‘Modern Family’ Star Ty Burrell Launches Break Media’s ‘Speakeasy’ with Paul F. Tompkins

Break Media's new show is part of a larger push into original video and a renewed focus on courting advertisers

Break Media launched on Monday a new series, the Paul F. Tompkins-hosted “Speakeasy,” with an eye towards luring high-profile advertisers to its MadeMan site.

The show features Tompkins, a well-known comedian, having a friendly conversation with a celebrity guest in a dark bar setting. In the first episode, that guest is Ty Burrell, aka Phil from “Modern Family."

The show is “less about drinking and more about a talk show in that type of whiskey bar or upscale dark mahogany environment,” Mitch Rotter, SVP and General Manager of Editorial Properties at Break Media, told TheWrap. “Think about ‘Dinner for Five’ – a group of guys having dinner and an interesting conversation.”

Future guests for the show, which will air on MadeMan as well as its YouTube channel, include Weird Al Yankovic, Zack Galifiankis and Andy Richter.

The show will air biweekly, but if it receives the kind of response from the audience and advertisers Break hopes for, it may become a weekly show.

Advertisers in particular were the original focus, and Bacardi is a title sponsor of the first slate of episodes. 

Then Rotter came aboard and tried to define the site's content in the men's lifestyle section.

Rather than try to be GQ or Esquire, MadeMan, which has a larger web audience than either of those magazine’s websites, would target the “guy who lives in Omaha who makes $100,000.”

That means being smart and hip without being pretentious or snobbish, courting the guy who wants a great hamburger or barbecue rather than a meal at The French Laundry or Cut.

Break Media’s flagship site, Break.com, remains a hub for user-generated content targeted at the 18-34 demographic – fail videos, pranks and so forth.

But Break the company, which owns other properties like MadeMan and GameFront, is trying to take a larger bite out of the apple. It is joining the line of companies, such as Netflix and Yahoo, that are expanding production of original video content and seeking big-name brands to sponsor it.

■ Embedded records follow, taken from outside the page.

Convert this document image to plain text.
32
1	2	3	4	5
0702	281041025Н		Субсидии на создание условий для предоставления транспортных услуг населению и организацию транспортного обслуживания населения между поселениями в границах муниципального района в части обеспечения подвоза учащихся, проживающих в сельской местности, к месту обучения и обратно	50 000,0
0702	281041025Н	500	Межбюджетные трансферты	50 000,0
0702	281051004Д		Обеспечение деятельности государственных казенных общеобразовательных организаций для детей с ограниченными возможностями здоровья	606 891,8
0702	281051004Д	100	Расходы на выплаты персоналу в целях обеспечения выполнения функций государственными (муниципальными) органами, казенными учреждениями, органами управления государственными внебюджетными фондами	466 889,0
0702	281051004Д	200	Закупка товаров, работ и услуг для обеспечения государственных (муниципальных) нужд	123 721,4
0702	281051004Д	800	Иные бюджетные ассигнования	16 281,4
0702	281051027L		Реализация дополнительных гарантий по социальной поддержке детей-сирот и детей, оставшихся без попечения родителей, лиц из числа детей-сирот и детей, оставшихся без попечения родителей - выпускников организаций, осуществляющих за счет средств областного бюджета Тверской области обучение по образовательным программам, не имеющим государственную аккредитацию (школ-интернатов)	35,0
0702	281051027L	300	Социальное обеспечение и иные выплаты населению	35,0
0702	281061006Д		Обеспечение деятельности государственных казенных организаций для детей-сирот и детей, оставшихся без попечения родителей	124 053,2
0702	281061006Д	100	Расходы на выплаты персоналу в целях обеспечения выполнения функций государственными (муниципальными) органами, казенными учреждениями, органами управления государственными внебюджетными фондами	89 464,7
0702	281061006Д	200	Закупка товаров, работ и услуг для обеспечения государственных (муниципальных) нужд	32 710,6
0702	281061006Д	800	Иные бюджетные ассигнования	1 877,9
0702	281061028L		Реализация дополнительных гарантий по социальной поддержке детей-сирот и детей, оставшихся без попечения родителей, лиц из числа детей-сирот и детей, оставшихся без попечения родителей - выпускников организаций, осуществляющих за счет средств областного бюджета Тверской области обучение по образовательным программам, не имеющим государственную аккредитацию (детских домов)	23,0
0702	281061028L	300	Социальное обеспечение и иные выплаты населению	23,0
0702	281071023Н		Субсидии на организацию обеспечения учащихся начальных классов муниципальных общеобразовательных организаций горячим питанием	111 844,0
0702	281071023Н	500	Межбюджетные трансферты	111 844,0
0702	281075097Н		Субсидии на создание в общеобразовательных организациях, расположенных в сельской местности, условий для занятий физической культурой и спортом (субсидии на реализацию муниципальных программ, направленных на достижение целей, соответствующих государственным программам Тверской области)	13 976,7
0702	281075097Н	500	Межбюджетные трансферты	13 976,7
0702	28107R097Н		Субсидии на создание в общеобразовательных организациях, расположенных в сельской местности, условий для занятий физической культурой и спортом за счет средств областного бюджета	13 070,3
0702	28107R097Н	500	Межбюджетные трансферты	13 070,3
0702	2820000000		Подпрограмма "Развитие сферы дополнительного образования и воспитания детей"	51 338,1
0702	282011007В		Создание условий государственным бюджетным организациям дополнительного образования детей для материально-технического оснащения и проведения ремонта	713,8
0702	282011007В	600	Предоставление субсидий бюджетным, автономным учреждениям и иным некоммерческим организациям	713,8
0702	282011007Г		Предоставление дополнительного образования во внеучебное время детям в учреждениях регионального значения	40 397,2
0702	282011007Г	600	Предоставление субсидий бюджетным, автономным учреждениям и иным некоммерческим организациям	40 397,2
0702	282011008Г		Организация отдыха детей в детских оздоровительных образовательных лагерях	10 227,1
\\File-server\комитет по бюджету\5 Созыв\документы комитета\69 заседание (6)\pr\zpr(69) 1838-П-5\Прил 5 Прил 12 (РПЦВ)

Future shows include “All You Can Eat” for Break and “Duels.”

As AdAge's Michael Learmonth and Nat Ives noted Monday, despite the recent surge in online video production, luring advertising dollars has not been easy for everyone. 

The first four episodes of “Speakeasy,” all shot on the same day, cost $21,000. Rotter believes that in combining Break Media’s large audience – its suite of sites draws almost 30 million unique visitors a month worldwide – with original programming, it can convince advertisers to sign on.

“It behooves us to bring original production to advertisers and say we can make a video, we'll do our best to go viral, we have an audience here and a distribution platform,” Rotter said.